Common Gotchas & Edge Cases
Gotcha 1: Forgetting the reverse write in an undirected graph
The symptom is that direct-neighbor checks fail in one direction even though the road should be two-way. This shows up on tiny graphs like [[0,1]], where adj[0] looks right but adj[1] is empty.
Why it is tempting: edge lists only show one pair, so it feels like one write should be enough.
Fix: for undirected inputs, every edge [a, b] must update both adj[a] and adj[b].
Gotcha 2: Inventing reverse edges in a directed graph
The symptom is that dependency-style graphs suddenly look reachable backward when they should not be. A course that depends on another course appears to unlock its prerequisite.
Why it is tempting: Level 1 trains the "two writes per edge" habit, and it is easy to apply it blindly.
Fix: for directed inputs, only the source node records the outgoing edge.
Gotcha 3: Dropping the weight when the edge carries cost
The symptom is that you can tell which nodes connect but not what the connection means. Later shortest-path or minimum-cost logic has nothing to read.
Why it is tempting: neighbor ids are simpler to store than pairs.
Fix: make each ledger entry hold both the destination and the weight, such as (to, cost).
Gotcha 4: Treating a visited set like part of the graph
The symptom is conceptual confusion about why the same graph can be walked many times with different visited states.
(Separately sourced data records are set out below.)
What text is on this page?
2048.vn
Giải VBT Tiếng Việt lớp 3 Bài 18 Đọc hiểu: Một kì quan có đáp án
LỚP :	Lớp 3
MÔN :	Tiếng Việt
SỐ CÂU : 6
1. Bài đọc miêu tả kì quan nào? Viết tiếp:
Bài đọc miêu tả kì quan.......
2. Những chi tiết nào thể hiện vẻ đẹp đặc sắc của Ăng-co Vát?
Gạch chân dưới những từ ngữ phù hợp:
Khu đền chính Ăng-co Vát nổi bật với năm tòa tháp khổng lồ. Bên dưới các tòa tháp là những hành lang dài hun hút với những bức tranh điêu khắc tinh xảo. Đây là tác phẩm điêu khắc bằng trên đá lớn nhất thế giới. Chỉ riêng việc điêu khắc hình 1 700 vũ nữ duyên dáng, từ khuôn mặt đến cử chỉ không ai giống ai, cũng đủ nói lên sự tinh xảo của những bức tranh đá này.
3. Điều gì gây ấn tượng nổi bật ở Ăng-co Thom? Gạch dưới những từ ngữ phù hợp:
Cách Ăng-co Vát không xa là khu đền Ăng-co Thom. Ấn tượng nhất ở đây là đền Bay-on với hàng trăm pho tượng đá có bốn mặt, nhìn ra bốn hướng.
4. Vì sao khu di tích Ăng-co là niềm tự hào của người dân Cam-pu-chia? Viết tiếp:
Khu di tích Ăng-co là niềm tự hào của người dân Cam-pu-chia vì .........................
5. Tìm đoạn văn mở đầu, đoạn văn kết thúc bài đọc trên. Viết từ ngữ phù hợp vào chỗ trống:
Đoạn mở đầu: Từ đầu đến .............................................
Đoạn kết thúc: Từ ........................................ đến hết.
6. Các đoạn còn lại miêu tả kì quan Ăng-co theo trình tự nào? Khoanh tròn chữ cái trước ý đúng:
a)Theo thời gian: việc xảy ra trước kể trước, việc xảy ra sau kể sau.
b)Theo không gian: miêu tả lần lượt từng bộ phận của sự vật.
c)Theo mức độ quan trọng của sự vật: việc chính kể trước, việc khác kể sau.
Learners start thinking "visited node" is a permanent property of the input.
Why it is tempting: the visited set sits next to the adjacency list during traversal work.
Fix: keep the separation clear. The adjacency list is the city map. The visited set is temporary bookkeeping for one traversal run.
Gotcha 5: Assuming one graph always means one component
The symptom is that isolated nodes or disconnected districts disappear from the mental model. Problems about islands, provinces, or districts get undercounted.
Why it is tempting: most toy examples draw one connected picture.
Fix: always allow for multiple components unless the problem states the graph is connected.
Edge cases to always check
n = 0, the ledger should be empty and component summaries should return zero-sized answers where appropriate.- Nodes with no incident edges, because they still need empty buckets in the adjacency list.
- Duplicate edges, because insertion-order exercises should preserve each appearance unless the prompt says to deduplicate.
- Directed nodes with only incoming edges, because their outgoing ledger must still exist as an empty list.
- Grid corners and edges, because they have fewer than four valid orthogonal neighbors.
Debugging tips
- Print the adjacency list right after construction and verify one small edge at a time.
- For directed graphs, print
from,to, and the exact bucket you changed to confirm no reverse writes slipped in. - For weighted graphs, print each stored entry and confirm the cost stayed attached to the correct neighbor.
- For visited-set utilities, print the stamped set before and after each candidate neighbor to see when a duplicate stops being fresh.
- For grid neighbors, print each candidate coordinate before bounds filtering so corner-cell mistakes become obvious.
The next steps split graph walking into two separate strategies: DFS for going deep and BFS for exploring layer by layer. This guide stops before those traversals on purpose, so the representation vocabulary stays clean first.